While Yanco and Shah help catch robots up to people’s signaling and interpreting abilities, other researchers see no reason to limit robots to human senses. Another system developed by MIT’s Computer Science and Artificial Intelligence Laboratory (CSAIL) can read minds. Or at least one very specific thought.
While researching brain-to-computer interfaces with monkeys, Boston University Prof. Frank Guenther was struck by how one particular signal came through unusually clearly against the cacophonous background of neural activity. When the monkeys noticed that the computer under their control had made a mistake, a cursor moving right when they had thought “go left,” for example, the system registered a so-called “error potential.”

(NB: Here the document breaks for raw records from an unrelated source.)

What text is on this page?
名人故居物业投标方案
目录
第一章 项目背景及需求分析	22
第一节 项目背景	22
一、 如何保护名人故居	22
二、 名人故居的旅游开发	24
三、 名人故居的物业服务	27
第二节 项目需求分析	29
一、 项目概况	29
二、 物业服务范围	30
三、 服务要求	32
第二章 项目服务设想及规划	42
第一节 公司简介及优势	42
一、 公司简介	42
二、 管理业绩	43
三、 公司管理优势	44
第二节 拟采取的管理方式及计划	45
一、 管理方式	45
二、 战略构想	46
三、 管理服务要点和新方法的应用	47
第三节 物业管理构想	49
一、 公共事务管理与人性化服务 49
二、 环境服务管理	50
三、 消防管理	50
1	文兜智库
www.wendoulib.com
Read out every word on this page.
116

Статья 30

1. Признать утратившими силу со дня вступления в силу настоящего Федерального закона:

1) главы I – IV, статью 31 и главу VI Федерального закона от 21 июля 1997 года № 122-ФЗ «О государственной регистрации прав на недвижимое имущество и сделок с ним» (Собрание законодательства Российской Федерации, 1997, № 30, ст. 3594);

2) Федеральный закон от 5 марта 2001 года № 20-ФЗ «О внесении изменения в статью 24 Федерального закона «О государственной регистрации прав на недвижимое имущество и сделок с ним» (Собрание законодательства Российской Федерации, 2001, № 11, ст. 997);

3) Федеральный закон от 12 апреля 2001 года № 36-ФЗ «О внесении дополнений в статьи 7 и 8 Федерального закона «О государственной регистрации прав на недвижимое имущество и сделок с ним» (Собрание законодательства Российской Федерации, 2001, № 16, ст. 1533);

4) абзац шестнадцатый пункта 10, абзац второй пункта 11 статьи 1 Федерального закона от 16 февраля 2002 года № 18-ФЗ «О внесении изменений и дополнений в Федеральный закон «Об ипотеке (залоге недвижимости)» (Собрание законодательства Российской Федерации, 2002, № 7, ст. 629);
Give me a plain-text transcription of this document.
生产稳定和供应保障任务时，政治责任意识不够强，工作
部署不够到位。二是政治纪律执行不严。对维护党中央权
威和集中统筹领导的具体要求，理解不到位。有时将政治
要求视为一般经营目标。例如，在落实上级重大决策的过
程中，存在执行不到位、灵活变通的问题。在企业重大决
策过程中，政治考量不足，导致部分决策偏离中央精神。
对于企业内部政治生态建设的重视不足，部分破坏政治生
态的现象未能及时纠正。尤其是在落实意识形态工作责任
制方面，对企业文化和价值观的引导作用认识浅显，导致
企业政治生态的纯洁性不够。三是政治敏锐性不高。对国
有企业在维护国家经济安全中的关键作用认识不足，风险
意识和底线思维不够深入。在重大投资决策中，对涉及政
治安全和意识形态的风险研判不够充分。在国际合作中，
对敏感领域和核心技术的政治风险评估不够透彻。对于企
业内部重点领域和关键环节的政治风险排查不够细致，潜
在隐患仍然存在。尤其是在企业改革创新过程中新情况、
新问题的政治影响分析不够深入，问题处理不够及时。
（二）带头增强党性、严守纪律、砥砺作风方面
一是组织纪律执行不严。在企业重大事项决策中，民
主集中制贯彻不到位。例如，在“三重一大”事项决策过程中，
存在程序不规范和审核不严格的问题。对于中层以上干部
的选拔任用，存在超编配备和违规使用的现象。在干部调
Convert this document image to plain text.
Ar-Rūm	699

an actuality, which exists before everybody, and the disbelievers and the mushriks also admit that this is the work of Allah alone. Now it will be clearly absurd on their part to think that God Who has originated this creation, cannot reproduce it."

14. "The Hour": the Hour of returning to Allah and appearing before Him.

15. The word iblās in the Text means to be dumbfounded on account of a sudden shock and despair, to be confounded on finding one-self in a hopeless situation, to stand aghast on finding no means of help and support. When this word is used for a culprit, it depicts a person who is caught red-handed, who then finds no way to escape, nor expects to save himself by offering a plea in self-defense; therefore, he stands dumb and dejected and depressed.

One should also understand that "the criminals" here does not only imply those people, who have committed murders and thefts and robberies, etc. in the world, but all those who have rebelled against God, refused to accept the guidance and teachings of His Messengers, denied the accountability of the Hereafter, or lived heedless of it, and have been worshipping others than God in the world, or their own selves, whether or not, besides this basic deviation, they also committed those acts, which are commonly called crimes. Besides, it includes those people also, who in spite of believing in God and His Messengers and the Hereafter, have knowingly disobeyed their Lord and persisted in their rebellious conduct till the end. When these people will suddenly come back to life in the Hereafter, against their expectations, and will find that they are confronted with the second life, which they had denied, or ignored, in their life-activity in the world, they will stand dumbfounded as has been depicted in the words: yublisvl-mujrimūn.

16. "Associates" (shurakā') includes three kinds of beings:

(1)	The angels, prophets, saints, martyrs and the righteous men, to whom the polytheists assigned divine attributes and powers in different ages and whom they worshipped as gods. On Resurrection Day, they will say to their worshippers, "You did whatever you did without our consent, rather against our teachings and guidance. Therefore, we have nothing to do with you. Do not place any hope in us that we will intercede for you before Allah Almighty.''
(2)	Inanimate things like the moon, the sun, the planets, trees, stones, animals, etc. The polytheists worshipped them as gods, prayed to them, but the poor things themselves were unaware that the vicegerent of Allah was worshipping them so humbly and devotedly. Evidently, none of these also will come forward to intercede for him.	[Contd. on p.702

The signal was strong enough to be detected via an electrical cap and featured a relatively similar shape from person to person. A collaboration between CSAIL and Dr. Guenther’s lab succeeded in designing a system that let a Baxter robot sort paint cans and wire spools into two buckets by “listening” for error potentials, randomly guessing at first and then self-correcting if it noticed the user thinking it made a mistake.
At around 85 percent accuracy, the system isn’t ready for the factory floor, but Guenther expects eventual applications such as a human overseeing a self-driving car or a supervisor monitoring manufacturing machines.
“We’re capitalizing on the fact that the human brain already has a tremendous amount of circuitry built for understanding things and if it sees a mistake, that mistake can be at a pretty high level and still generate a signal,” he says.
And there’s no reason to expect machines to stop at error potentials. Guenther can imagine a future where smartphone cameras measure pupil dilation and cases measure skin resistance (much like today’s lie detectors) to read the user’s emotions and respond more empathically.
A functional C-3PO may still be a long way off, but Yanco agrees that we’ve just begun to see what’s possible when robots and humans join forces. “We’re still in the very early days,” says Yanco. “I think there’s still a lot of exploration to go.”